You can get the best returns from large-cap equity funds if you invest for the long term. It is recommended to remain invested in these funds for at least five years. This would help you realize the potential of returns on your investment. The fund can experience a lot of underperformance when the market slumps. Your returns average out in the long run over around seven years to give returns in the range of 10%-12%.
The Tax treatment of large-cap funds is the same as other equity assets. You earn capital gains when you redeem your large-cap equity funds. These capital gains are taxable according to their time duration of investment known as the holding period. An investment with a holding period of one year is liable for short-term capital gains (STCG). These capital gains attract 15% of tax. On the other hand, long-term capital gains (LTCG) are investments with a period of over one year. According to the prevailing tax rate, any capital gains over Rs. 1 lakh are liable for a 10% tax. The taxation amount does not include the indexation advantage.
Large-cap equity funds are ideal for achieving long-term goals. As an investor, you can take advantage of the steady returns of these funds, while you expose your portfolio to a reasonable level of risk. These funds keep a check on the erosion of fund value during a market slump. These funds are ideal for accumulating wealth to achieve goals. You can invest in these funds for planning expenses such as higher education of kids, the marriage of children, and retirement. It is ideal for you if you are a new investor aiming at a safe exposure in the equity markets. But you must be wary of the risks involved when building a portfolio around these funds.

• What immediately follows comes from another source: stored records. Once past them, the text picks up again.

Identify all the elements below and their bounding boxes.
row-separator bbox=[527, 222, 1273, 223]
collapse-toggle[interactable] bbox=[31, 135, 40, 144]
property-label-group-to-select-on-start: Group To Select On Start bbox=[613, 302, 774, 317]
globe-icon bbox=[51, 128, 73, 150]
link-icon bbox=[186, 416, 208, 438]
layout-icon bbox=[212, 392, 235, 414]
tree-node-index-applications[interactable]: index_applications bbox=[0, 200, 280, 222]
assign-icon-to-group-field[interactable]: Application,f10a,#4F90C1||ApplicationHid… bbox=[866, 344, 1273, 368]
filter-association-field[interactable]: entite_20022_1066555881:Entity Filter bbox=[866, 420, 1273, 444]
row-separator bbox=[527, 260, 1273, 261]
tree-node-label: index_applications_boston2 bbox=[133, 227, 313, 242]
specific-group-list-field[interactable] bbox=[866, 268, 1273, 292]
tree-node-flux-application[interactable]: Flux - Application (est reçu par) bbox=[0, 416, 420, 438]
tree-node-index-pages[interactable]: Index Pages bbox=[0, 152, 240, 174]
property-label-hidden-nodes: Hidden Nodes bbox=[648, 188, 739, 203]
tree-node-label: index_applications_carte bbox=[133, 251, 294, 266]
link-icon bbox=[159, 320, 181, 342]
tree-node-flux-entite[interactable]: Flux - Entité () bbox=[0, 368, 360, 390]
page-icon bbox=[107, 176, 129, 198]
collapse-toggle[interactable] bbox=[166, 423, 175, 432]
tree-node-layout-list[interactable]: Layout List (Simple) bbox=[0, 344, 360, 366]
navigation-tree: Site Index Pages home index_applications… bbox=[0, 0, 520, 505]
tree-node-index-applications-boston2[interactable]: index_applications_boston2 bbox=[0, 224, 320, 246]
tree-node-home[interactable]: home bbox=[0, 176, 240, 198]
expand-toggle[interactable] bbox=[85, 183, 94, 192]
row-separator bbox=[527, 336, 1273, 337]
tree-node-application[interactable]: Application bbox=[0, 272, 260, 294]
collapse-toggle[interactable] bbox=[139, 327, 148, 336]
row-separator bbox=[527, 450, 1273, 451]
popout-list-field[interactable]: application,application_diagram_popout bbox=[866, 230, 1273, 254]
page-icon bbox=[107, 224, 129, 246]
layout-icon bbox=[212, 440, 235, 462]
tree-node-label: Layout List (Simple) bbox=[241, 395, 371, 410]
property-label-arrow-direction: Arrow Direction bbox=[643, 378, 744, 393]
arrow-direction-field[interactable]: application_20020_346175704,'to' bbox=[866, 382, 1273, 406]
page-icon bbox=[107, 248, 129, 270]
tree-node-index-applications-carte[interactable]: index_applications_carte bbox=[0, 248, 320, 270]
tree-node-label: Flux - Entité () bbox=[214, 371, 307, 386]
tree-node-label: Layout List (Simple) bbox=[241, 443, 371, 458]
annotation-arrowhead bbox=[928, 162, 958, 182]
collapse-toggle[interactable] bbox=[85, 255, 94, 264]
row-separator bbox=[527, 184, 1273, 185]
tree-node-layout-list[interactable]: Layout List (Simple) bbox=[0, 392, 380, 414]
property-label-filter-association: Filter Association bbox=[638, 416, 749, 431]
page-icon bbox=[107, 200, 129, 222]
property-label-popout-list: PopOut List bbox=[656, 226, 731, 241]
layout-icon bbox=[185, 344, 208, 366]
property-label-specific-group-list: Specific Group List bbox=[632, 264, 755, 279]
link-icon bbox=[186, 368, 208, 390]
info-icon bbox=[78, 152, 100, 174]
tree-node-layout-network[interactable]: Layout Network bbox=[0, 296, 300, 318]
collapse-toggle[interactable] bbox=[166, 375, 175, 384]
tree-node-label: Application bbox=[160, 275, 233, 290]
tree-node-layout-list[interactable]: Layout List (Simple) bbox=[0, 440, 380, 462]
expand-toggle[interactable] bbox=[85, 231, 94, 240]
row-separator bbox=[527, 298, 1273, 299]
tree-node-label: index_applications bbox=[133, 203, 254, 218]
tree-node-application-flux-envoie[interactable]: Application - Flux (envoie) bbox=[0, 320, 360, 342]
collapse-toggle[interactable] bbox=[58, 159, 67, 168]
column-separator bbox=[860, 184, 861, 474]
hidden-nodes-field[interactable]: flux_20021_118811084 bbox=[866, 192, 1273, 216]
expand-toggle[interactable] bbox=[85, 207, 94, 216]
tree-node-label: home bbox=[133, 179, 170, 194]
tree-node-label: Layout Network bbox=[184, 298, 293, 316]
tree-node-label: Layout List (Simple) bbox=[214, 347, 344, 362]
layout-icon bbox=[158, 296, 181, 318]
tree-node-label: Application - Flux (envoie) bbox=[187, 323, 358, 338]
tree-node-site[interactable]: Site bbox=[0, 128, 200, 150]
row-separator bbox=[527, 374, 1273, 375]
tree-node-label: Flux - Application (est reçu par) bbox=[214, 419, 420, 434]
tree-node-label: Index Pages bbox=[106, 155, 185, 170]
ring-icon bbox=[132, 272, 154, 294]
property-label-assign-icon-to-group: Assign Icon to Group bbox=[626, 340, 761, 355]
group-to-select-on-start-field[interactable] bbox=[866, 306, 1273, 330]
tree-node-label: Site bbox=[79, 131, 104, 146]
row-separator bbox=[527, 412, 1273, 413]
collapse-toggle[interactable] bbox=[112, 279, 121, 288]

You can enjoy the ease of investing, steady returns, and favorable tax treatment with these funds.
You can give your portfolio a boost with large-cap mutual funds. You must analyze your short-term financial needs and long-term goals to realize the full potential of these funds. It is advisable to research parameters like the expense ratio and past performance of the fund before investing. The fund house’s reputation and fund manager’s credibility are also important factors to consider. Consider these factors to pick the fund that aligns with your financial goals and risk tolerance.